As part of an Innosuisse project, researchers from the Institute of Data Analysis and Process Design (IDP) have developed a software module that combines existing knowledge with artificial intelligence (physics-informed AI). The performance analyses based upon it help to minimise energy losses of solar power plants and indicate when maintenance of the PV systems is worthwhile.

Solar,Power,Station
The software module developed by ZHAW researchers combines artificial intelligence (AI) and specialist knowledge, thus allowing for more cost-efficient maintenance planning for solar power plants. Image: Mark Agnor/Shutterstock

There can be a number of reasons for performance losses in solar power plants. Generally speaking, soiling on the modules, shading of individual areas, electronic failures, inverter faults or faulty tracking can give rise to significant energy losses or even a complete loss of production. Working together with Fluence Energy (formerly known as Nispera), a ZHAW team headed up by Lilach Goren Huber from the Smart Services and Maintenance Research Group at the ZHAW Institute of Data Analysis and Process Design (IDP) have developed a software module for optimising existing photovoltaic (PV) systems. Their program is able to diagnose energy losses suffered by a PV power plant as a result of electronic failures, tracker errors or soiled PV modules and can thus recognise at an early stage when an intervention in the system is required. Specifically, this means that, in an initial step, the program automatically identifies energy loss events owing to a number of causes. In a second step, the program can then decide when maintenance of the system in question will prove worthwhile, in other words when the costs relating to the energy loss are greater than the costs that will be incurred due to the repair itself. “Our challenge was to develop a software module that generates its estimates using data-driven AI, while also incorporating the broad specialist knowledge about the plant to make decisions that are also comprehensible to the engineers responsible for operating the plant,” explains project leader Lilach Goren Huber. 

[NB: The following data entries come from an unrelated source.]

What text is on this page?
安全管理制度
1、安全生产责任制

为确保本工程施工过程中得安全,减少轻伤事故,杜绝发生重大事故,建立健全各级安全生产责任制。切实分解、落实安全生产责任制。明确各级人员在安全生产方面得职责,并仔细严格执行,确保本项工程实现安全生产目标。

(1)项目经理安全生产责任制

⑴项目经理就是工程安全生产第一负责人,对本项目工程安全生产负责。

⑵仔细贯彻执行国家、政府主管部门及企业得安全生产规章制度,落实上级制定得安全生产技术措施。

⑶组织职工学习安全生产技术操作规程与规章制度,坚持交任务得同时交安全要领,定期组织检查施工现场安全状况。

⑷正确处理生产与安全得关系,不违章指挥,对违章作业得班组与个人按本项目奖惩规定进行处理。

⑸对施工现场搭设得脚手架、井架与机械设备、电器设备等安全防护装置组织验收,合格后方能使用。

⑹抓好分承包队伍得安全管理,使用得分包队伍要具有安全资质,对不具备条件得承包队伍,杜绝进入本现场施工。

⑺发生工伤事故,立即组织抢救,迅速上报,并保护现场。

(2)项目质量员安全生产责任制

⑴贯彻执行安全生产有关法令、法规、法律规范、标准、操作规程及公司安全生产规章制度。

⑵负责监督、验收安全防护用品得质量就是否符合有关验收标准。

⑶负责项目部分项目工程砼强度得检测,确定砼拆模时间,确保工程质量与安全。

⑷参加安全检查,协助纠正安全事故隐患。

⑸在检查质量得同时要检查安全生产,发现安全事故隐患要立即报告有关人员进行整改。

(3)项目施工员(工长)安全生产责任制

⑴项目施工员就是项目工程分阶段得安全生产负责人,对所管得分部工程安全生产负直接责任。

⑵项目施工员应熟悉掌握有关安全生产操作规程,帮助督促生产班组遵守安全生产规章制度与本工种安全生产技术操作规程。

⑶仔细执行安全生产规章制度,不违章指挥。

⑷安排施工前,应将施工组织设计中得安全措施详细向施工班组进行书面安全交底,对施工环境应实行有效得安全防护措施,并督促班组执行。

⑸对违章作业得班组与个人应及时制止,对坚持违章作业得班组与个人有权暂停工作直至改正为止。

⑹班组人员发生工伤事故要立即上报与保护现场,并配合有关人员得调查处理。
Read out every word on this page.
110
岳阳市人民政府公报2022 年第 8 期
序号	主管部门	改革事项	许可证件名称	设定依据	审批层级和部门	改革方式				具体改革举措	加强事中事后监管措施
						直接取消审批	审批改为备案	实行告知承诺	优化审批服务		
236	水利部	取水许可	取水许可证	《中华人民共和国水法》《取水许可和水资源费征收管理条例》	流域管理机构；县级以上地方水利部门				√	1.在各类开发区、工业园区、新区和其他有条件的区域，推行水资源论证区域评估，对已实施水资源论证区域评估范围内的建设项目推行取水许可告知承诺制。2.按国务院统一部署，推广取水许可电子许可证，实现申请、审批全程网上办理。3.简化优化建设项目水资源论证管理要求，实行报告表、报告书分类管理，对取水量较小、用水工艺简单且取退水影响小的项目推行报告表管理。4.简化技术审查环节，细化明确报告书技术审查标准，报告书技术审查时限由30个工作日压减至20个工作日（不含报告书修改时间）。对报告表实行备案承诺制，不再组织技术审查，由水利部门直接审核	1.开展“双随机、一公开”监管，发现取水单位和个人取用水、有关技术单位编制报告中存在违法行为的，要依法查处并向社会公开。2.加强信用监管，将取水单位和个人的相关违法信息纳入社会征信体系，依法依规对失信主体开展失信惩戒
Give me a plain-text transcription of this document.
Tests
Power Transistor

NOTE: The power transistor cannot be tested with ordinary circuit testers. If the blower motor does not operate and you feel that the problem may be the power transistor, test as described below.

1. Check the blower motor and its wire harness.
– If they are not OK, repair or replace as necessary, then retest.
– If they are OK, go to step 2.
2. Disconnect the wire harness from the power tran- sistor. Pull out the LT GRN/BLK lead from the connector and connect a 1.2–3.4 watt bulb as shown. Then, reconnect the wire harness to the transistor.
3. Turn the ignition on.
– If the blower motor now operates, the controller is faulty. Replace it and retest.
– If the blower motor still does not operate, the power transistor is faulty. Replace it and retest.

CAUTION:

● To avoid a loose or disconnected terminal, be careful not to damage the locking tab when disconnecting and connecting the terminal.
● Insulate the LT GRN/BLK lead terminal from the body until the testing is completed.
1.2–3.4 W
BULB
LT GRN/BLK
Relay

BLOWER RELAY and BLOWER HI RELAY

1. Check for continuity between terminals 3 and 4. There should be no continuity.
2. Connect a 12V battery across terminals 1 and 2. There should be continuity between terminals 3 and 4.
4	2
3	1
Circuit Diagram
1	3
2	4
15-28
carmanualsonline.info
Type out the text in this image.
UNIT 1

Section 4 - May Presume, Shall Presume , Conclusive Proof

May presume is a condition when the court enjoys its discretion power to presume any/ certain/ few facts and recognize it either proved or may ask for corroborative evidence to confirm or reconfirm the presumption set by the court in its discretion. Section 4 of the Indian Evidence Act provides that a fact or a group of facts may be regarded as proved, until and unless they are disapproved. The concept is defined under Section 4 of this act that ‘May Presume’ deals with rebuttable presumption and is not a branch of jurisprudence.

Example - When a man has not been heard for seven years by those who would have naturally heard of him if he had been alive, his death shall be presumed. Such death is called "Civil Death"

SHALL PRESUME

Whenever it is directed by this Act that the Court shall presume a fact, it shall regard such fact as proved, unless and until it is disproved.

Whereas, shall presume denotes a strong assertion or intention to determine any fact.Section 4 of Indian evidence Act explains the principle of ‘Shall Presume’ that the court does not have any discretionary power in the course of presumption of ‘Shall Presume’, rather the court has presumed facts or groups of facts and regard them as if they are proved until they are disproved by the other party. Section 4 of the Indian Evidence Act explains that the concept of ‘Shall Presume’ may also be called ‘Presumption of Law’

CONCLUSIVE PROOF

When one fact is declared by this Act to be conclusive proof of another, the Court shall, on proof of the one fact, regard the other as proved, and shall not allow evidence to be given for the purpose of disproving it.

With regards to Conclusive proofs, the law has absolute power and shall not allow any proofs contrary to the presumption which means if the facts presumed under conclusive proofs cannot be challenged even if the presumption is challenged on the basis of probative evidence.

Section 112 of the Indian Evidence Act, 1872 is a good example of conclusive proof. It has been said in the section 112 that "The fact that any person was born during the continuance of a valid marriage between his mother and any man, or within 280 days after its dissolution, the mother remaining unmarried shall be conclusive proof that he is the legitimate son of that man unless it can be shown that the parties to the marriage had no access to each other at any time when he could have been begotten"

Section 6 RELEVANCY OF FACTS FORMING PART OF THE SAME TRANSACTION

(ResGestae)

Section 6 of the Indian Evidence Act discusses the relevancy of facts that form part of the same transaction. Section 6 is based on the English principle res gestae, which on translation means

Cost savings thanks to a hybrid AI model

Drawing on historical data that is already available as a result of operating a solar power plant as well as specialist knowledge about the facility, the ZHAW researchers put together a neural network for intelligent fault diagnosis that can be integrated into the existing Nispera platform. In order for the neural network to perform reliably and intelligently, it needs a lot of data relating to faults, such as tracker errors. However, such events appear very rarely in the inventory data. With the help of the knowledge of the physical laws of the plant and the specialist knowledge of the engineers working on it, the team was able to corrupt the real data and thus create artificially “falsified data” containing realistic fault patterns with which the algorithms could be trained.

The researchers were thus able to develop a reliable software module without the need for elaborately generated training data by applying the approach fittingly known as physics-informed AI. This type of predictive maintenance also represents a novelty in terms of the maintenance of PV power plants. “By combining valuable specialist knowledge and a data-driven deep learning model, the module is able to identify faults in the system at an early stage and more accurately than was possible with previous approaches,” says Goren Huber in summarising the program’s advantages. “The ability to detect tracker errors has been improved by 70 percent relative to conventional AI models, meaning that the software module can contribute to reducing energy losses and ensuring the more cost-efficient maintenance of solar power plants,” adds the ZHAW researcher.